The site at Tonybaun is not marked by any obvious monument above ground, but beneath the soil, archaeologists found the remains of a working Iron Age furnace complex, one of the better-documented examples of early metalworking to have emerged from the western counties.
The site came to light not through deliberate search but through the practical business of road building. Archaeological testing carried out in advance of construction work on the N26 revealed a cluster of features that pointed unmistakably to iron production. Three furnace pits were excavated, each containing charcoal-rich soil mixed with iron slag, the glassy waste material left over when iron ore is smelted at high temperature. One of the pits was particularly well preserved, with stone-lined sides and a flat slab set as a base, a construction detail that suggests a degree of deliberate engineering rather than improvised use. Radiocarbon dating placed this pit within the period 477 to 210 BC, while another pit produced dates ranging from 166 BC to 25 AD, meaning the site was active across several centuries, straddling the middle and later Iron Age. Associated spreads of burnt material and slag around the pits suggest repeated use rather than a single episode of activity.

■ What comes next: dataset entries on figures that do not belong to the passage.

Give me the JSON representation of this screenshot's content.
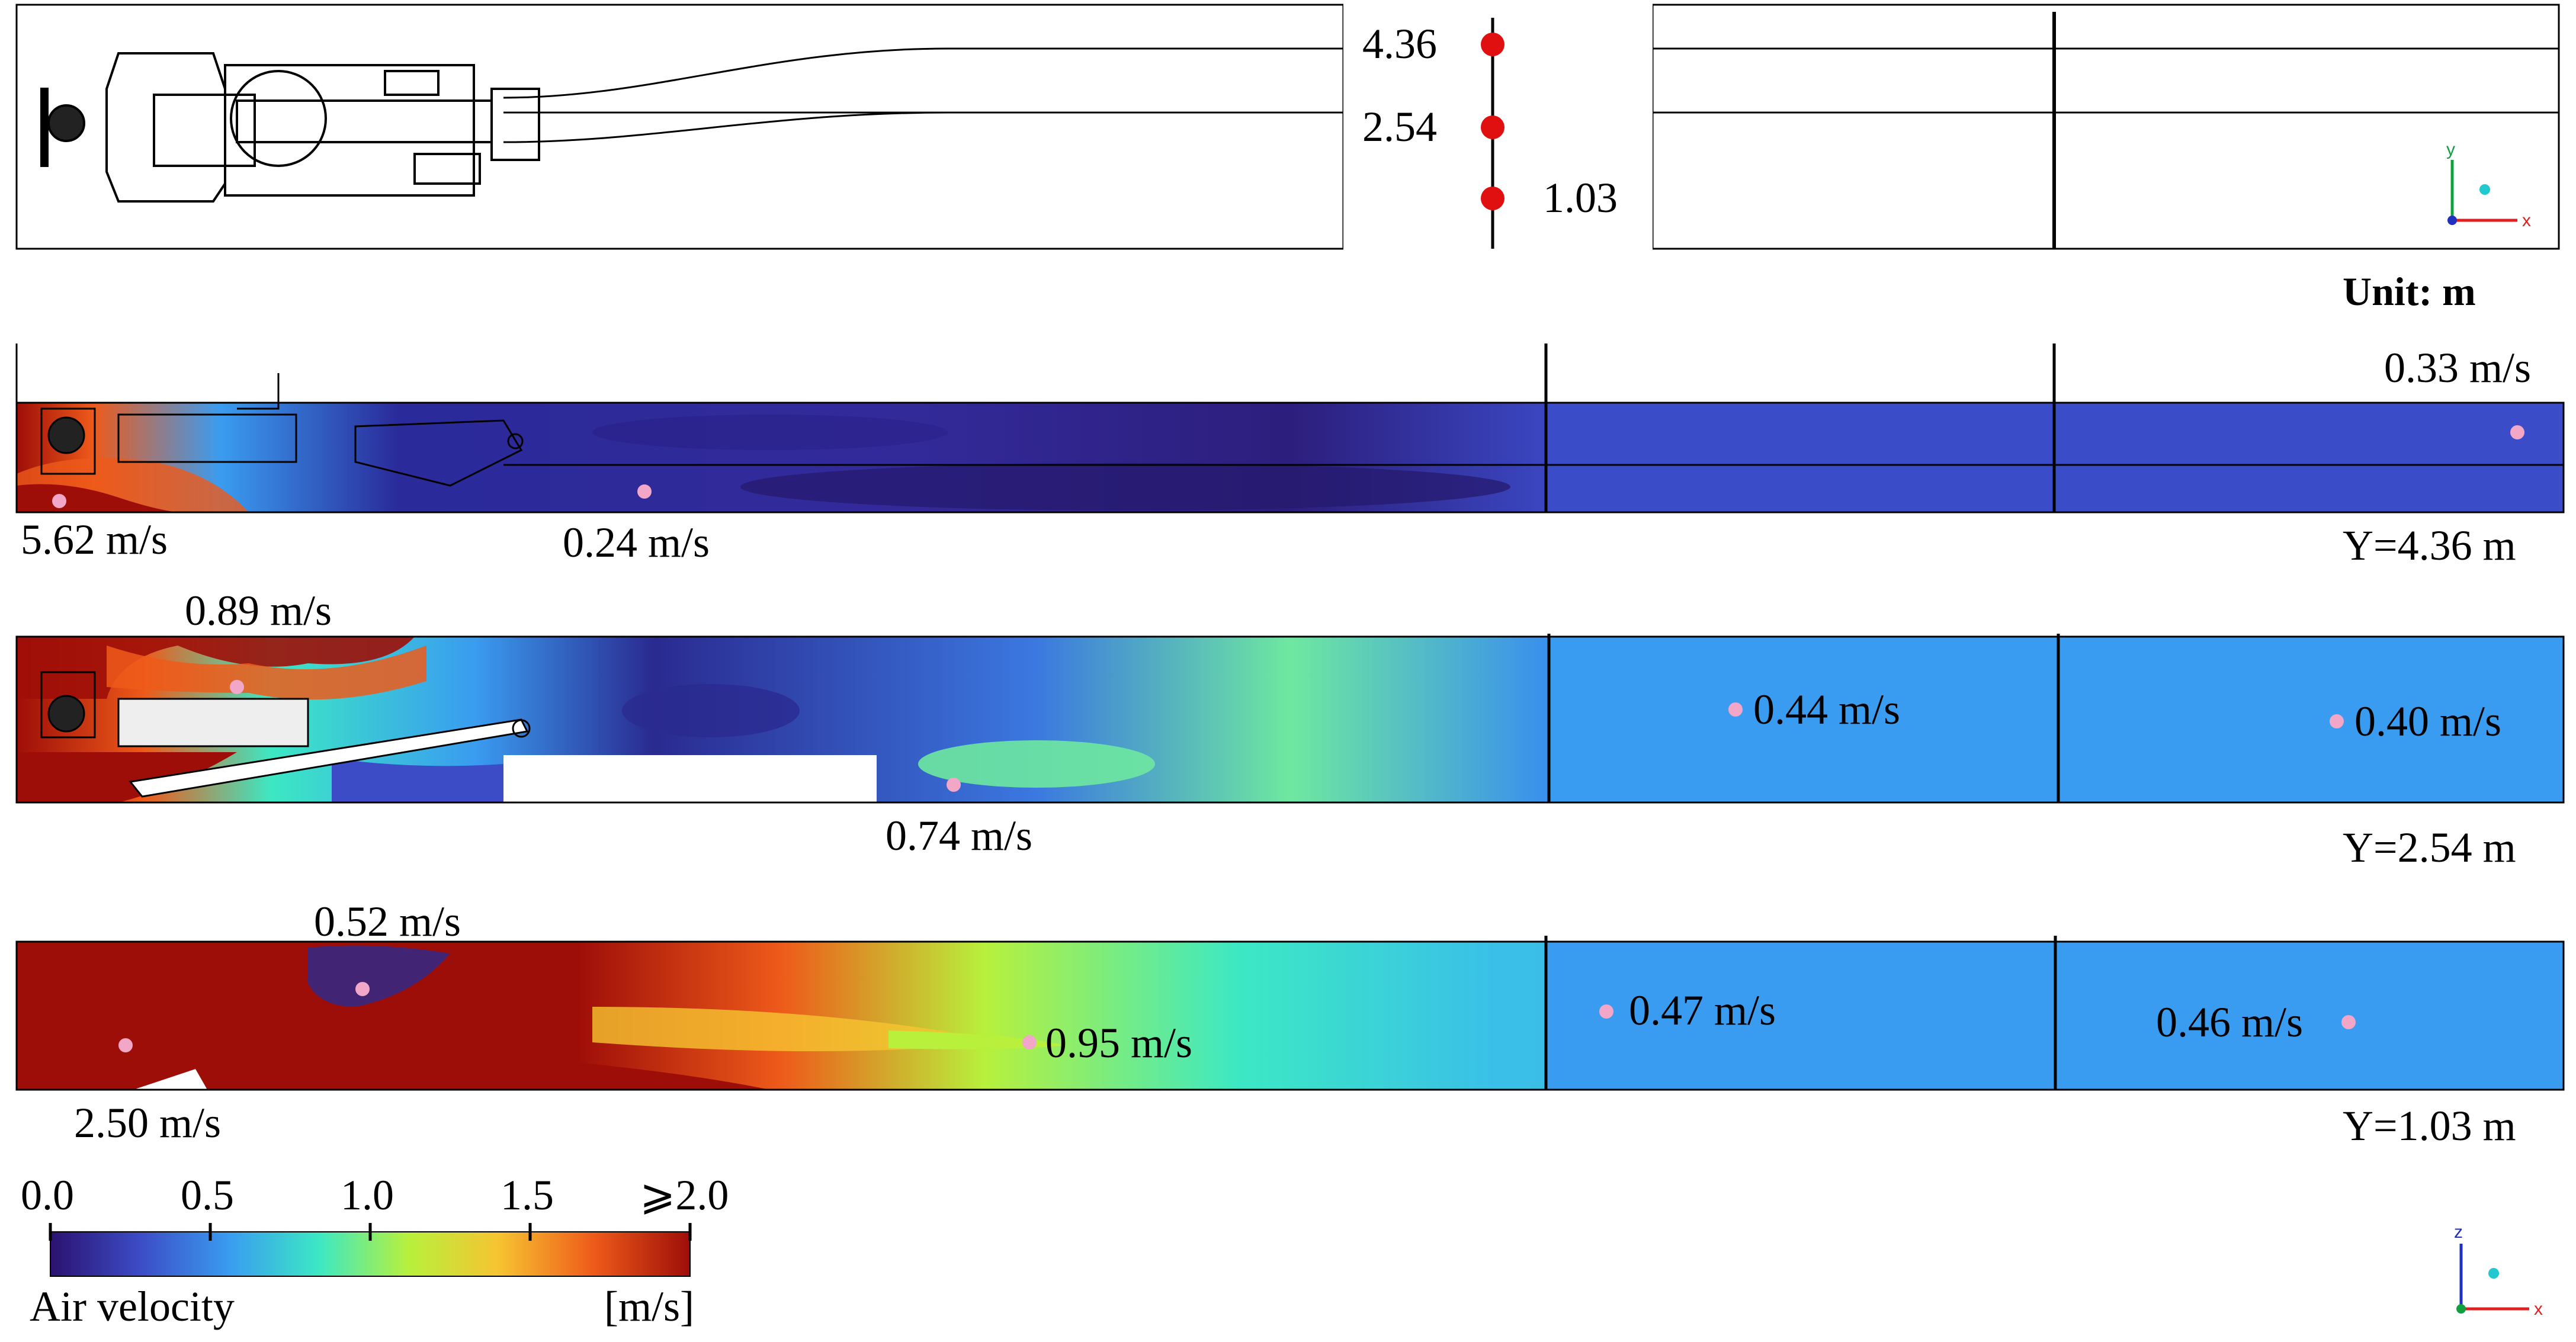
{
  "plan_view": {
    "heights": [
      "4.36",
      "2.54",
      "1.03"
    ],
    "unit_label": "Unit: m",
    "axis_labels": [
      "y",
      "x"
    ]
  },
  "panels": [
    {
      "plane_label": "Y=4.36 m",
      "points": [
        {
          "name": "dust-source",
          "label": "5.62 m/s",
          "value": 5.62
        },
        {
          "name": "mid-upstream",
          "label": "0.24 m/s",
          "value": 0.24
        },
        {
          "name": "far-downstream",
          "label": "0.33 m/s",
          "value": 0.33
        }
      ]
    },
    {
      "plane_label": "Y=2.54 m",
      "points": [
        {
          "name": "cutter-top",
          "label": "0.89 m/s",
          "value": 0.89
        },
        {
          "name": "mid-upstream",
          "label": "0.74 m/s",
          "value": 0.74
        },
        {
          "name": "downstream-1",
          "label": "0.44 m/s",
          "value": 0.44
        },
        {
          "name": "downstream-2",
          "label": "0.40 m/s",
          "value": 0.4
        }
      ]
    },
    {
      "plane_label": "Y=1.03 m",
      "points": [
        {
          "name": "dust-source",
          "label": "2.50 m/s",
          "value": 2.5
        },
        {
          "name": "vortex",
          "label": "0.52 m/s",
          "value": 0.52
        },
        {
          "name": "mid-upstream",
          "label": "0.95 m/s",
          "value": 0.95
        },
        {
          "name": "downstream-1",
          "label": "0.47 m/s",
          "value": 0.47
        },
        {
          "name": "downstream-2",
          "label": "0.46 m/s",
          "value": 0.46
        }
      ]
    }
  ],
  "colorbar": {
    "title": "Air velocity",
    "unit": "[m/s]",
    "ticks": [
      "0.0",
      "0.5",
      "1.0",
      "1.5",
      "⩾2.0"
    ],
    "colors": [
      "#2b1270",
      "#3c4cc6",
      "#3a9cf0",
      "#3ce8c4",
      "#b8f03c",
      "#f6c431",
      "#ee5a1a",
      "#9e0e08"
    ]
  },
  "axis_triad_bottom": {
    "labels": [
      "z",
      "x"
    ]
  },
  "colors": {
    "marker": "#e01010",
    "probe": "#f2a6c8",
    "downstream": "#3d8ce6",
    "axis_x": "#e02020",
    "axis_y": "#10a040",
    "axis_z": "#2030c0",
    "axis_dot": "#20c8d0"
  }
}
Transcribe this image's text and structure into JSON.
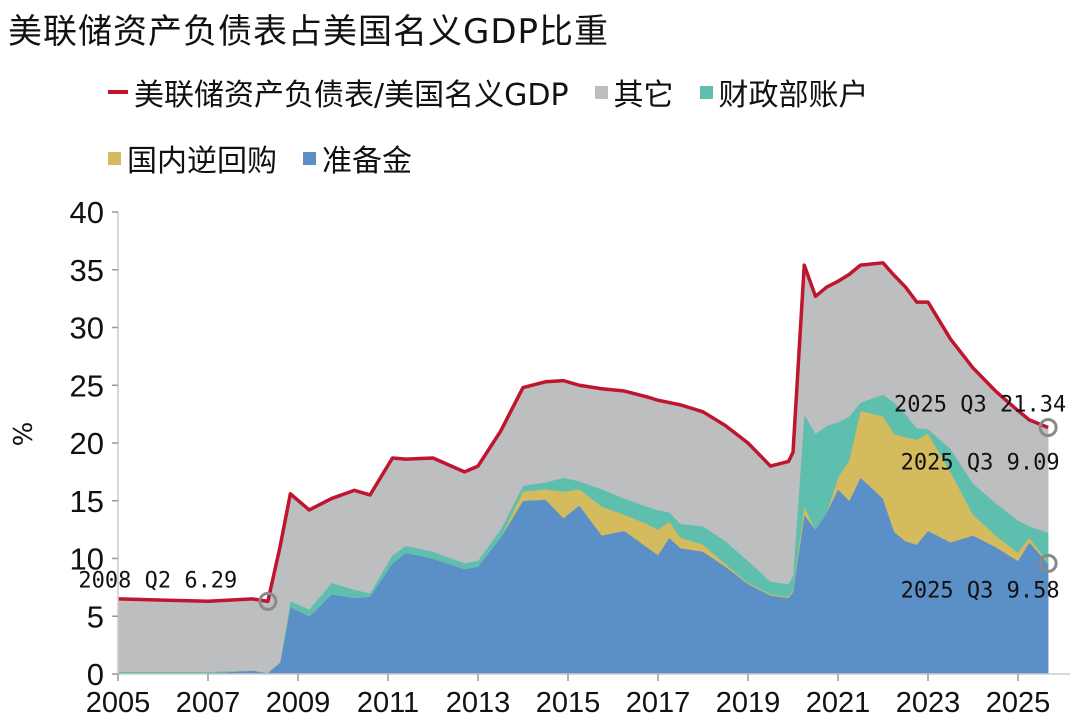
{
  "chart_data": {
    "type": "area",
    "title": "美联储资产负债表占美国名义GDP比重",
    "xlabel": "",
    "ylabel": "%",
    "xlim": [
      2005,
      2026.2
    ],
    "ylim": [
      0,
      40
    ],
    "x_ticks": [
      "2005",
      "2007",
      "2009",
      "2011",
      "2013",
      "2015",
      "2017",
      "2019",
      "2021",
      "2023",
      "2025"
    ],
    "y_ticks": [
      "0",
      "5",
      "10",
      "15",
      "20",
      "25",
      "30",
      "35",
      "40"
    ],
    "legend_placement": "top",
    "grid": false,
    "colors": {
      "line": "#c0152f",
      "other": "#bcbec0",
      "tga": "#5fbfae",
      "rrp": "#d4bb5e",
      "reserves": "#5b8fc7"
    },
    "legend": {
      "line": "美联储资产负债表/美国名义GDP",
      "other": "其它",
      "tga": "财政部账户",
      "rrp": "国内逆回购",
      "reserves": "准备金"
    },
    "x": [
      2005.0,
      2006.0,
      2007.0,
      2008.0,
      2008.33,
      2008.6,
      2008.83,
      2009.25,
      2009.75,
      2010.25,
      2010.6,
      2011.1,
      2011.4,
      2012.0,
      2012.7,
      2013.0,
      2013.5,
      2014.0,
      2014.5,
      2014.9,
      2015.25,
      2015.75,
      2016.25,
      2016.75,
      2017.0,
      2017.25,
      2017.5,
      2018.0,
      2018.5,
      2019.0,
      2019.5,
      2019.9,
      2020.0,
      2020.25,
      2020.5,
      2020.75,
      2021.0,
      2021.25,
      2021.5,
      2022.0,
      2022.25,
      2022.5,
      2022.75,
      2023.0,
      2023.5,
      2024.0,
      2024.5,
      2025.0,
      2025.25,
      2025.67
    ],
    "series": [
      {
        "name": "准备金",
        "key": "reserves",
        "values": [
          0.1,
          0.1,
          0.1,
          0.3,
          0.1,
          1.0,
          5.8,
          5.0,
          6.9,
          6.6,
          6.7,
          9.6,
          10.5,
          10.0,
          9.1,
          9.3,
          11.8,
          15.0,
          15.1,
          13.5,
          14.6,
          12.0,
          12.4,
          11.0,
          10.3,
          11.8,
          10.9,
          10.6,
          9.3,
          7.8,
          6.8,
          6.6,
          7.1,
          13.8,
          12.5,
          14.0,
          16.0,
          15.0,
          17.0,
          15.2,
          12.3,
          11.5,
          11.2,
          12.4,
          11.4,
          12.0,
          11.0,
          9.8,
          11.4,
          9.58
        ]
      },
      {
        "name": "国内逆回购",
        "key": "rrp",
        "values": [
          0,
          0,
          0,
          0,
          0,
          0,
          0,
          0,
          0,
          0,
          0,
          0,
          0,
          0,
          0,
          0,
          0,
          0.8,
          0.9,
          2.3,
          1.4,
          2.5,
          1.4,
          2.0,
          2.2,
          1.4,
          0.9,
          0.6,
          0.2,
          0.1,
          0.1,
          0.1,
          0.2,
          0.7,
          0,
          0,
          1.0,
          3.5,
          5.8,
          7.1,
          8.5,
          9.0,
          9.1,
          8.4,
          6.1,
          1.8,
          1.0,
          0.7,
          0.4,
          0.1
        ]
      },
      {
        "name": "财政部账户",
        "key": "tga",
        "values": [
          0.1,
          0.1,
          0.1,
          0,
          0,
          0,
          0.5,
          0.6,
          1.0,
          0.7,
          0.3,
          0.7,
          0.6,
          0.6,
          0.5,
          0.5,
          0.7,
          0.5,
          0.6,
          1.2,
          0.7,
          1.5,
          1.4,
          1.5,
          1.7,
          0.8,
          1.2,
          1.6,
          2.0,
          1.9,
          1.1,
          1.1,
          1.2,
          8.0,
          8.3,
          7.5,
          4.8,
          3.8,
          0.7,
          1.9,
          2.7,
          2.0,
          1.0,
          0.4,
          2.0,
          2.7,
          2.8,
          2.8,
          1.0,
          2.57
        ]
      },
      {
        "name": "其它",
        "key": "other",
        "values": [
          6.3,
          6.2,
          6.1,
          6.2,
          6.19,
          10.0,
          9.3,
          8.6,
          7.3,
          8.6,
          8.5,
          8.4,
          7.5,
          8.1,
          7.9,
          8.2,
          8.5,
          8.5,
          8.7,
          8.4,
          8.3,
          8.7,
          9.3,
          9.5,
          9.5,
          9.5,
          10.3,
          9.9,
          10.0,
          10.2,
          10.0,
          10.6,
          10.7,
          12.9,
          11.9,
          12.0,
          12.2,
          12.3,
          11.9,
          11.4,
          11.0,
          11.0,
          10.9,
          11.0,
          9.5,
          10.0,
          9.7,
          9.5,
          9.2,
          9.09
        ]
      },
      {
        "name": "美联储资产负债表/美国名义GDP",
        "key": "line",
        "values": [
          6.5,
          6.4,
          6.3,
          6.5,
          6.29,
          11.0,
          15.6,
          14.2,
          15.2,
          15.9,
          15.5,
          18.7,
          18.6,
          18.7,
          17.5,
          18.0,
          21.0,
          24.8,
          25.3,
          25.4,
          25.0,
          24.7,
          24.5,
          24.0,
          23.7,
          23.5,
          23.3,
          22.7,
          21.5,
          20.0,
          18.0,
          18.4,
          19.2,
          35.4,
          32.7,
          33.5,
          34.0,
          34.6,
          35.4,
          35.6,
          34.5,
          33.5,
          32.2,
          32.2,
          29.0,
          26.5,
          24.5,
          22.8,
          22.0,
          21.34
        ]
      }
    ],
    "annotations": [
      {
        "text": "2008 Q2 6.29",
        "x": 2008.33,
        "y": 6.29
      },
      {
        "text": "2025 Q3 21.34",
        "x": 2025.67,
        "y": 21.34
      },
      {
        "text": "2025 Q3 9.09",
        "x": 2025.67,
        "y": 9.09
      },
      {
        "text": "2025 Q3 9.58",
        "x": 2025.67,
        "y": 9.58
      }
    ]
  }
}
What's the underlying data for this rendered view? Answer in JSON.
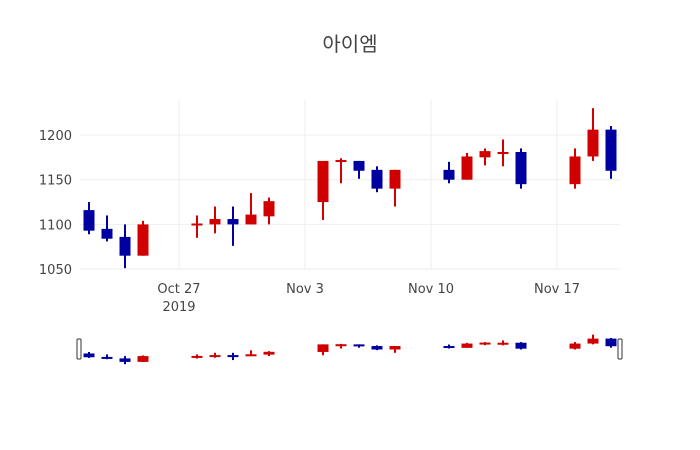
{
  "title": "아이엠",
  "colors": {
    "increasing": "#0000a0",
    "decreasing": "#d00000",
    "grid": "#eeeeee"
  },
  "chart_data": {
    "type": "candlestick",
    "title": "아이엠",
    "xlabel": "",
    "ylabel": "",
    "ylim": [
      1040,
      1240
    ],
    "yticks": [
      1050,
      1100,
      1150,
      1200
    ],
    "xticks": [
      "Oct 27\n2019",
      "Nov 3",
      "Nov 10",
      "Nov 17"
    ],
    "grid": true,
    "rangeslider": true,
    "candles": [
      {
        "date": "2019-10-22",
        "open": 1116,
        "high": 1125,
        "low": 1089,
        "close": 1093
      },
      {
        "date": "2019-10-23",
        "open": 1095,
        "high": 1110,
        "low": 1081,
        "close": 1084
      },
      {
        "date": "2019-10-24",
        "open": 1086,
        "high": 1100,
        "low": 1051,
        "close": 1065
      },
      {
        "date": "2019-10-25",
        "open": 1065,
        "high": 1104,
        "low": 1065,
        "close": 1100
      },
      {
        "date": "2019-10-28",
        "open": 1100,
        "high": 1110,
        "low": 1085,
        "close": 1101
      },
      {
        "date": "2019-10-29",
        "open": 1100,
        "high": 1120,
        "low": 1090,
        "close": 1106
      },
      {
        "date": "2019-10-30",
        "open": 1106,
        "high": 1120,
        "low": 1076,
        "close": 1100
      },
      {
        "date": "2019-10-31",
        "open": 1100,
        "high": 1135,
        "low": 1100,
        "close": 1111
      },
      {
        "date": "2019-11-01",
        "open": 1109,
        "high": 1130,
        "low": 1100,
        "close": 1126
      },
      {
        "date": "2019-11-04",
        "open": 1125,
        "high": 1171,
        "low": 1105,
        "close": 1171
      },
      {
        "date": "2019-11-05",
        "open": 1170,
        "high": 1174,
        "low": 1146,
        "close": 1172
      },
      {
        "date": "2019-11-06",
        "open": 1171,
        "high": 1171,
        "low": 1151,
        "close": 1160
      },
      {
        "date": "2019-11-07",
        "open": 1161,
        "high": 1165,
        "low": 1136,
        "close": 1140
      },
      {
        "date": "2019-11-08",
        "open": 1140,
        "high": 1161,
        "low": 1120,
        "close": 1161
      },
      {
        "date": "2019-11-11",
        "open": 1161,
        "high": 1170,
        "low": 1146,
        "close": 1150
      },
      {
        "date": "2019-11-12",
        "open": 1150,
        "high": 1180,
        "low": 1150,
        "close": 1176
      },
      {
        "date": "2019-11-13",
        "open": 1175,
        "high": 1185,
        "low": 1166,
        "close": 1182
      },
      {
        "date": "2019-11-14",
        "open": 1180,
        "high": 1195,
        "low": 1165,
        "close": 1181
      },
      {
        "date": "2019-11-15",
        "open": 1181,
        "high": 1185,
        "low": 1140,
        "close": 1145
      },
      {
        "date": "2019-11-18",
        "open": 1145,
        "high": 1185,
        "low": 1140,
        "close": 1176
      },
      {
        "date": "2019-11-19",
        "open": 1176,
        "high": 1230,
        "low": 1171,
        "close": 1206
      },
      {
        "date": "2019-11-20",
        "open": 1206,
        "high": 1210,
        "low": 1151,
        "close": 1160
      }
    ],
    "color_rule": "blue = close < open (down), red = close >= open (up)"
  }
}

About forty metres to the south of the metalworking area lies a burial ground, one that was later used as a children's burial ground, a type of site known in Ireland as a cillín, where unbaptised infants were traditionally interred outside consecrated ground. Whether the proximity of the two sites carries any significance is not clear, but it gives the low-lying riverbank at Tonybaun an unusual density of early human activity, industry and burial quietly layered into the same unassuming piece of ground.